Making the Most of Your Government Pensions

June 2, 2019

Government Retirement Pensions

Canada Pension Plan (CPP) and Old Age Security (OAS) are Canadian government pensions which you can receive in your retirement. CPP can be acquired for a lifetime beginning between age 60 and age 70.

The Old Age Security (OAS) Payment

The OAS pension from the Government of Canada is a taxable monthly payment to eligible seniors 65 years of age and older. 

Guaranteed Income Supplement (GIS)

The GIS tops up the Old Age Security pension for seniors with low incomes. Low-income individuals aged 60 to 65 may be eligible for a related allowance if their spouse is receiving the GIS or has passed away.

OAS Payment Clawback

For 2019, The OAS clawback — a reduction of OAS benefits by 15% — begins on net income exceeding $77,580, whereas for the 2018 tax year it was $75,910.

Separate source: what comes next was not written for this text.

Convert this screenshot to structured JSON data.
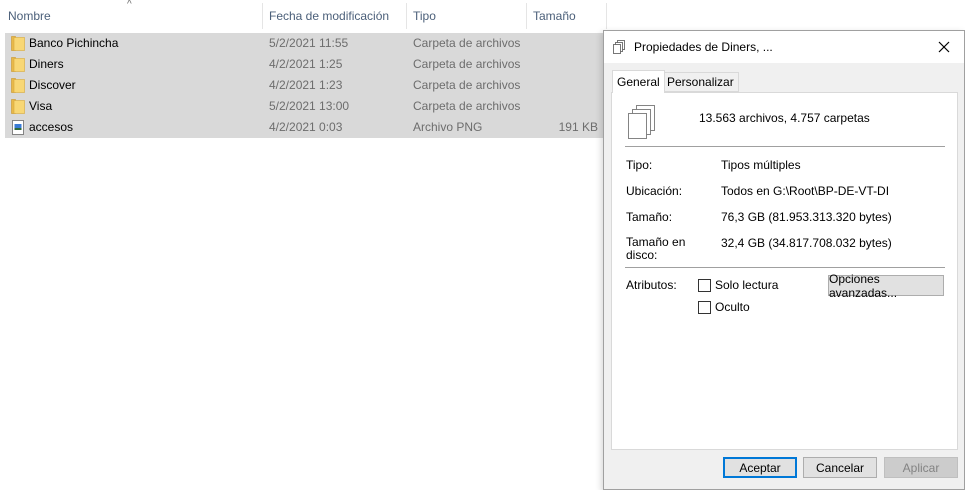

  • Monthly Income in the second quarter, from April to June 2019, at $601.45 is the maximum monthly OAS payment. Full clawback occurs where income is $125,696 or higher; whereas the threshold was $123,386 for 2018.
  • You can receive both your Canada Pension Plan (CPP)and Old Age Security (OAS) pensions while you remain working. Besides employment or self-employed income, other sources of earned income are allowed.
  • If you’re age 64 or younger and work while receiving CPP, it is mandatory that you contribute to CPP.
  • To opt out of contributions to the CPP after the age of 65, you must file a form with Canada Revenue Agency (CRA). It is essential to assess your tax situation before you begin to take your OAS at age 65.

Reducing income to avoid OAS clawback 

Check out these strategies that may prove beneficial:

  • Split your income Spouses can split pensions and other income such as Registered Retirement Income Funds (RRIF), annuity payments, and CPP to lower per-individual income for either spouse who can bring their income down to limit or avoid OAS clawbacks. If in business consider whether splitting income via a partnership arrangement is appropriate.
  • Assess how income sources are taxed Income earned from non-registered investments have distinct taxation scenarios. Full taxation applies to GIC and savings account interest. Capital gains are taxed 50% as taxable income.
  • Tax-Free Savings Account (TFSA) The more income sourced from TFSA investments or savings, the better. All income within TFSAs is tax-free, minimizing your taxable income and OAS clawback.
  • Lower your income by contributing to your RRSP Until you turn 71 if you have RRSP contribution room you can contribute to your RRSP to lower your net income for OAS calculations. If you are over 71 and have RRSP contribution room, you can make spousal RRSP contributions to a spouse under age 71.
  • Defer taking your OAS/CPP You can defer taking pension income if you know your income during age 65-70 will push you into the OAS clawback threshold. Waiting to take OAS/CPP also provides higher monthly benefit payments.
  • For your RRIF use the younger spouse’s age To calculate your minimum RRIF payments, you can use the younger spouse’s age. You can thus lower your net income for OAS calculations.